Andrej Bauer Andrej.Bauer at andrej.com
Tue Jun 10 11:19:44 EDT 2008

Thomas Forster wrote:
> I have a feeling that there is a literature on the idea that
> countable choice is not just a weak form of full choice, but
> is somehow a fundamentally different principle: there might
> be good reasons for adopting AC_\omega that aren't special
> cases of arguments for adopting AC.   Can anyone give me
> any pointers to it..?

In Bishop-style constructive mathematics Countable Choice (and Dependent
Choice) are accepted. I don't have Troelstra and van Dalen's
"Constructivity of mathematics" with me right now, but I would expect to
see there a discussion about why constructive mathematics finds AC_omega
acceptable (in volume 1). Another place to look might be Beeson's book,
which I also do not have with me right now.

In general, constructive mathematicians like to discuss acceptance and
rejection of various choice principles. For them this is not a skeleton
in the closet.

There is (at least one) computational interpretation of the axiom of
choice which tells us that AC_omega is ok because natural numbers have
canonical forms. Namely, the choice principle AC(X,Y), which says that,
for any relation R on X x Y,

(forall x : X, exists y : Y, R(x,y)) ->
exists f : X -> Y, forall x : X, R(x,f x)

is validated by a construction which takes an _intensional_ operation p
of type X -> Y (which takes x and computes y such that R(x,y)), and
returns an _extensional_ choice function f : X -> Y. How can we turn an
intensional p to an extensional f? One possibility is to precompose p
with a function that computes canonical forms. In particular, we would
expect this to be the case for natural numbers, X = N: before applying p
to a number, we put the number in canonical form (a numeral).

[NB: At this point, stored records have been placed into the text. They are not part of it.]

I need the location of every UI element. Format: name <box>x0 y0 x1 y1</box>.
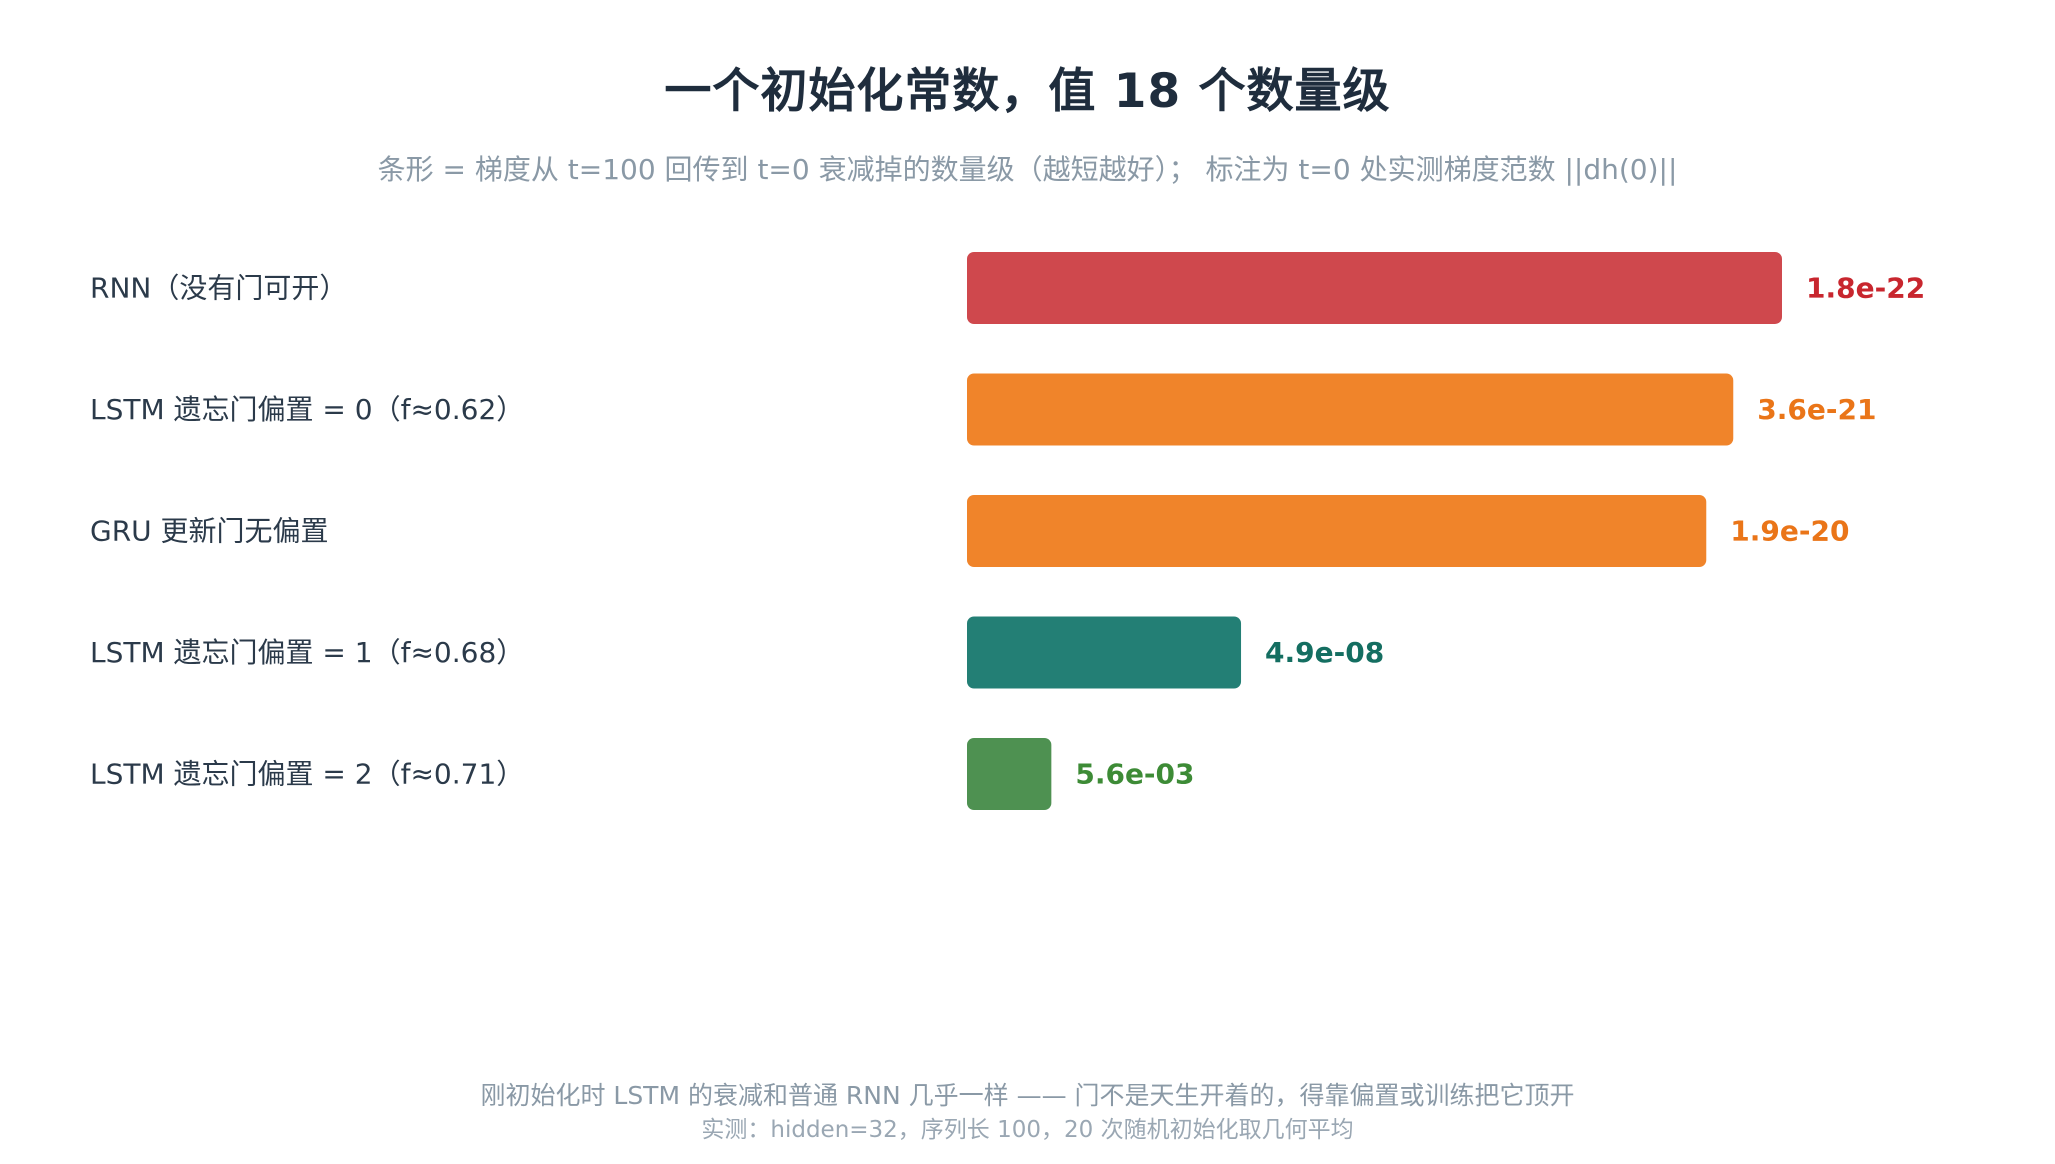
category-label: LSTM 遗忘门偏置 = 2（f≈0.71） <box>90 758 524 791</box>
footer-note: 刚初始化时 LSTM 的衰减和普通 RNN 几乎一样 —— 门不是天生开着的，得… <box>480 1081 1575 1110</box>
value-label: 3.6e-21 <box>1757 393 1876 426</box>
bar <box>967 616 1242 689</box>
bar <box>967 495 1707 567</box>
value-label: 1.8e-22 <box>1806 272 1925 305</box>
category-label: LSTM 遗忘门偏置 = 0（f≈0.62） <box>90 393 524 426</box>
chart-title: 一个初始化常数，值 18 个数量级 <box>664 64 1391 119</box>
chart-subtitle: 条形 = 梯度从 t=100 回传到 t=0 衰减掉的数量级（越短越好）； 标注… <box>377 153 1678 186</box>
bar <box>967 738 1052 810</box>
value-label: 4.9e-08 <box>1265 636 1384 669</box>
value-label: 1.9e-20 <box>1730 515 1849 548</box>
value-label: 5.6e-03 <box>1075 758 1194 791</box>
bar <box>967 373 1734 446</box>
category-label: LSTM 遗忘门偏置 = 1（f≈0.68） <box>90 636 524 669</box>
bar <box>967 252 1782 324</box>
category-label: GRU 更新门无偏置 <box>90 515 329 548</box>
footer-sub: 实测：hidden=32，序列长 100，20 次随机初始化取几何平均 <box>701 1117 1354 1143</box>
category-label: RNN（没有门可开） <box>90 272 347 305</box>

Similarly, Brouwerian intuitionisim accepts AC(N^N, X) where N^N is the
space of all sequences of numbers. This view can be accepted if we think
that every sequence can be put in canonical form, i.e., that there is
nothing more to a sequence other than the progression of its values

a_0, a_1, a_2, ...

(In Brouwerian intuitionism there are further stipulations involving
what we can learn about such sequences. These lead to a continuity
principle.)

In contrast, Russian constructivism does not accept AC(N^N, X) because
there a sequence is given by a Turing machine that computes it. There is
no canonical choice of such Turing machines, which is proved by an easy
diagonalization.

I think even classically we can appreciate the distinction between
having and not having canonical forms as basis for acceptance of AC.